Comprehensive testing strategies:

defmodule MyApp.Actions.UserRegistrationTest do
  use ExUnit.Case, async: true
  import Mimic

  setup :verify_on_exit!

  @valid_user_data %{
    name: "John Doe ",
    email: "JOHN@EXAMPLE.COM",
    age: 30
  }

  describe "format user" do
    test "formats and validates user data" do
      {:ok, result} = FormatUser.run(@valid_user_data, %{})

      assert result.formatted_name == "John Doe"
      assert result.email == "john@example.com"
      assert result.is_adult == true
    end

    test "handles invalid data" do
      {:error, error} = FormatUser.run(%{}, %{})
      assert error.type == :validation_error
    end
  end

  describe "user registration workflow" do
    test "executes complete workflow" do
      expect(NotifyUser, :run, fn params, _context ->
        assert params.email == "john@example.com"
        {:ok, %{notification_sent: true}}
      end)

      {:ok, result} = Chain.chain(
        [FormatUser, EnrichUserData, NotifyUser],
        @valid_user_data
      )

      assert result.notification_sent == true
    end

    test "handles compensation on failure" do
      expect(EnrichUserData, :run, fn _params, _context ->
        {:error, "enrichment failed"}
      end)

      {:error, error} = Chain.chain(
        [FormatUser, EnrichUserData, NotifyUser],
        @valid_user_data
      )

      assert error.type == :execution_error
      assert error.details.compensated == true
    end
  end
end

Testing features:

  • Enhanced Mimic integration
  • Task group testing
  • Compensation testing
  • Telemetry testing
  • IO safety verification

Advanced Features

1. Task Groups

Task groups provide better concurrency management:

defmodule MyApp.Actions.ParallelProcessor do
  use Jido.Action,
    name: "parallel_processor",
    schema: [items: [type: {:list, :map}, required: true]]

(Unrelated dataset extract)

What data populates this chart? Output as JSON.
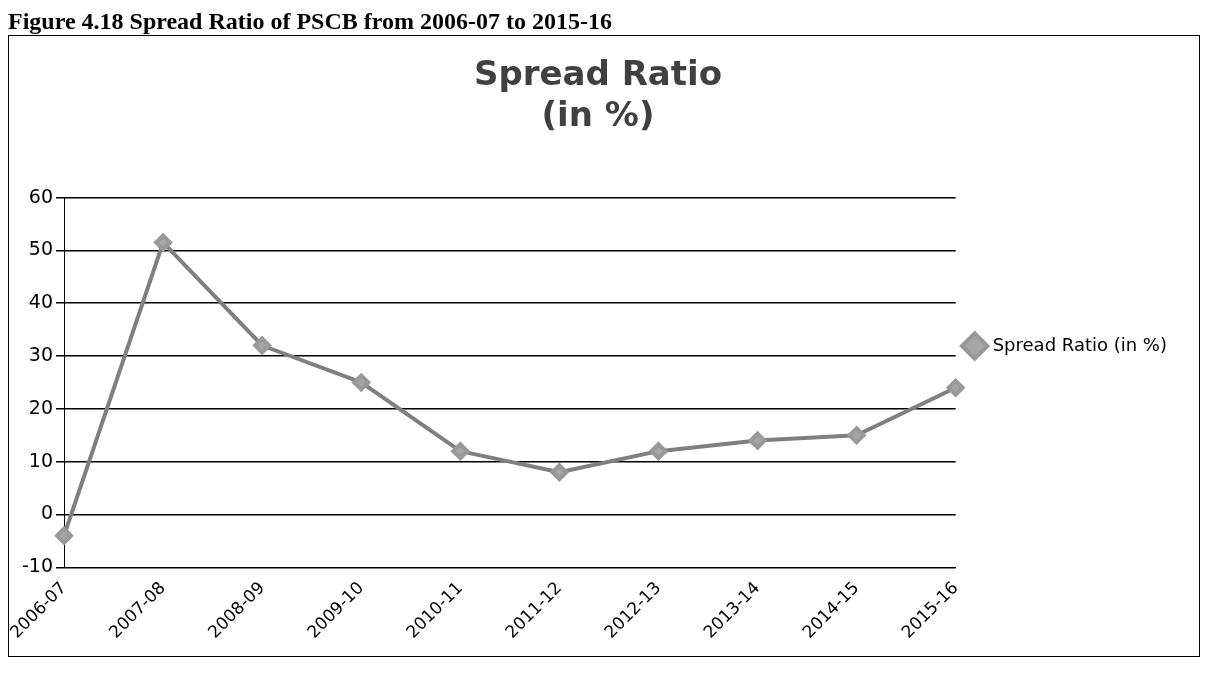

  def run(%{items: items}, %{__task_group__: group}) do
    results = Task.Supervisor.async_stream_nolink(
      group,
      items,
      &process_item/1,
      ordered: false
    )
    |> Enum.to_list()

    {:ok, %{results: results}}
  end
end

2. Telemetry Integration

Comprehensive telemetry support for monitoring:

:telemetry.attach(
  "action-handler",
  [:jido, :workflow, :start],
  fn name, measurements, metadata, _config ->
    Logger.info("Action started",
      action: metadata.action,
      duration_us: measurements.system_time
    )
  end,
  nil
)

3. IO Safety

IO safety features prevent timeouts:

defmodule MyApp.Actions.SafeProcessor do
  use Jido.Action,
    name: "safe_processor"

  def run(params, _context) do
    # This would trigger an IO safety warning:
    # IO.inspect(params)

    # Instead, use Logger:
    Logger.debug("Processing params", params: params)
    {:ok, process_data(params)}
  end
end

Best Practices

  1. Action Design:

    • Keep actions focused and single-purpose
    • Use comprehensive metadata
    • Enable compensation for critical operations
    • Leverage task groups for concurrency
    • Use structured logging
  2. Error Handling:

    • Implement compensation strategies
    • Use with statements for clarity
    • Return structured errors
    • Log errors with context
    • Handle timeouts appropriately
  3. Testing:

    • Test compensation paths
    • Verify telemetry events
    • Check IO safety
    • Test task group behavior
    • Use Mimic for mocking
  4. Performance:

    • Monitor execution times
    • Use async operations appropriately
    • Configure timeouts properly
    • Manage task group resources
    • Implement backoff strategies
  5. Observability:

    • Use structured logging
    • Attach telemetry handlers
    • Monitor compensation events
    • Track task group usage
    • Measure timing metrics

Next Steps

Explore these advanced topics:

  • Custom runners for specialized workflows
  • Distributed workflow execution
  • Complex compensation strategies
  • Advanced telemetry patterns
  • Performance optimization

The test suite provides comprehensive examples of these patterns in action. For more details on specific features, consult the full API documentation.